Patrick is so marketable—she's pretty, well-spoken, and American—it's a wonder she wasn't created in a lab. The most important factor in her success, though, is her ability to win quickly in racing's equivalent of AA ball. She'll also have the support of ESPN/ABC. ESPN wants back into NASCAR in the worst way, but Fox will spend whatever it takes to stay in, and NBC is drooling at the prospect of NASCAR/NFL double-headers on Sundays. So, what is the worldwide leader to do? Pump up the motor-sports alternative. The network has already been sending reporters to IRL races for SportsCenter despite a lack of any recognizable viewer interest. Patrick's emergence will likely mean more programming: live qualifying runs, tech shows, reality shows, and IRL 2-Night or some such iteration. Be prepared for her mug to be as ubiquitous on ESPN as Stuart Scott's.
Will the increased visibility of Patrick and the IRL mean more female drivers behind the wheel at a speedway near you? Along with Robinson, there are several women in the lower levels of NASCAR, including Deborah Renshaw, Tina Gordon, and Kelly "Girl" Sutton. However, female drivers are still a rarity at sprint-car and dirt tracks across the country, the place where novice drivers earn their stripes by swapping paint on weekend nights. And if the IRL capitalizes and open-wheel racing makes a comeback, Patrick's star power may actually work against the women who idolize her. More money means more drivers and bigger sponsorship expectations. Inexperienced female drivers will probably be the first to feel the squeeze.

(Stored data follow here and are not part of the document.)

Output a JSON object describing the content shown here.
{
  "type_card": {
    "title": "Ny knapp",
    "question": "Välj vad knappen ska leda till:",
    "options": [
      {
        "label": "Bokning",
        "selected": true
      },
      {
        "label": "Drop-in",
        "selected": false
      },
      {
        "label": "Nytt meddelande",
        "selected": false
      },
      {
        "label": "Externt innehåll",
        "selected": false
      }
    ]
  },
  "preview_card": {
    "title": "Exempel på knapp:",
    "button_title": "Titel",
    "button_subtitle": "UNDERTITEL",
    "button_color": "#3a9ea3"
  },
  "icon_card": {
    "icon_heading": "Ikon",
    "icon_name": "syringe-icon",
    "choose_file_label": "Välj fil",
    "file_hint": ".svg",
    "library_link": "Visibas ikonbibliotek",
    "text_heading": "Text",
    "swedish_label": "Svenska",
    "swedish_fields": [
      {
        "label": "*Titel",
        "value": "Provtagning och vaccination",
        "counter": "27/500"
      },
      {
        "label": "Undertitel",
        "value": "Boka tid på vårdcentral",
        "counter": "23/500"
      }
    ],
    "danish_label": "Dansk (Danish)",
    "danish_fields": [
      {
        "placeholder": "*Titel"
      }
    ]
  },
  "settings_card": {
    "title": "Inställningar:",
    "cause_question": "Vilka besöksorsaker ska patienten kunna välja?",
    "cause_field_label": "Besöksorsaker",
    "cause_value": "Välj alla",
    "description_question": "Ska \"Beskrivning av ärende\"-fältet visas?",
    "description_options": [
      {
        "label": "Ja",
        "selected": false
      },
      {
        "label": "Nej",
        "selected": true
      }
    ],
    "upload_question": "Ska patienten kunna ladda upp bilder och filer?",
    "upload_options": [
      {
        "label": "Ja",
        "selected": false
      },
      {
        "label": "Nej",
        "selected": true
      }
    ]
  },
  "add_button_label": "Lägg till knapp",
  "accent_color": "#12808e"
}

It's impossible to know at this point if Patrick—or Shawna Robinson—is the real deal. What is clear is that Liz Johnson's recent achievement was more impressive than Patrick's finish at Indy. In March, Johnson made the final of a Pro Bowlers Association event, the first time a woman advanced anywhere near that far in a men's tournament. Not only did Johnson finish higher than Patrick, she did so against the top bowlers on tour (the man who defeated Johnson, Tommy Jones, is a leading candidate for PBA Player of the Year). But you didn't see Johnson on the cover of Sports Illustrated.